Comparison Between Clinical Registry and Medicare Claims Data on the Classification of Hospital Quality of Surgical Care
Published In: Annals of Surgery, v. 261, no. 2, Feb. 2015, p. 290-296
Posted on RAND.org on January 28, 2015
OBJECTIVE: To compare the classification of hospital statistical outlier status as better or worse performance than expected for postoperative complications using Medicare claims versus clinical registry data. Background: Controversy remains as to the most favorable data source for measuring postoperative complications for pay-for-performance and public reporting polices. METHODS: Patient-level records (2005–2008) were linked between the American College of Surgeons National Surgical Quality Improvement Program (ACS-NSQIP) and Medicare inpatient claims. Hospital statistical outlier status for better or worse performance than expected was assessed using each data source for superficial surgical site infection (SSI), deep/organ-space SSI, any SSI, urinary tract infection, pneumonia, sepsis, deep venous thrombosis, pulmonary embolism, venous thromboembolism, and myocardial infarction by developing hierarchical multivariable logistic regression models. Kappa statistics and correlation coefficients assessed agreement between the data sources. RESULTS: A total of 192 hospitals with 110,987 surgical patients were included. Agreement on hospital rank for complication rates between Medicare claims and ACS-NSQIP was poor-to-moderate (weighted κ: 0.18–0.48).
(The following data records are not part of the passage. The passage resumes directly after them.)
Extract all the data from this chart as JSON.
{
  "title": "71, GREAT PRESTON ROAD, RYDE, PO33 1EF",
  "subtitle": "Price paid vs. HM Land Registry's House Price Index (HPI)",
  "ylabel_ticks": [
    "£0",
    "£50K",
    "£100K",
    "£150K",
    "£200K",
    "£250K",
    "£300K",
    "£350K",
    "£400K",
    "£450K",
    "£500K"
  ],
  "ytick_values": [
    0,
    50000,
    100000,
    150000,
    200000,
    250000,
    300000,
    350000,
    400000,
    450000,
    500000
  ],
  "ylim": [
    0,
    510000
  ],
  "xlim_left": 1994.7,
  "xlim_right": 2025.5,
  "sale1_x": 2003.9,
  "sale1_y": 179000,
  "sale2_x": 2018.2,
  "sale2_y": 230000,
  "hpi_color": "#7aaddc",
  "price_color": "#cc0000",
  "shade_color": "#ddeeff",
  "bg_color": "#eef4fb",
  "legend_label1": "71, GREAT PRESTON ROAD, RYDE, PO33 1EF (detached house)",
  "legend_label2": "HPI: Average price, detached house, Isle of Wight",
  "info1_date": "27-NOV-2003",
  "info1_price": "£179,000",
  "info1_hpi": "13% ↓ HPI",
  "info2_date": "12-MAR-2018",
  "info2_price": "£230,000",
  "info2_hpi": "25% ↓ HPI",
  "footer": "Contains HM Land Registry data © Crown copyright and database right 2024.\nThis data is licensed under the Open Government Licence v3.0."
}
Of hospitals identified as statistical outliers for better or worse performance by Medicare claims, 26% were also identified as outliers by ACS-NSQIP. Of outliers identified by ACS-NSQIP, 16% were also identified as outliers by Medicare claims. Agreement between the data sources on hospital outlier status classification was uniformly poor (weighted κ: −0.02–0.34). CONCLUSIONS: Despite using the same statistical methodology with each data source, classification of hospital outlier status as better or worse performance than expected for postoperative complications differed substantially between ACS-NSQIP and Medicare claims.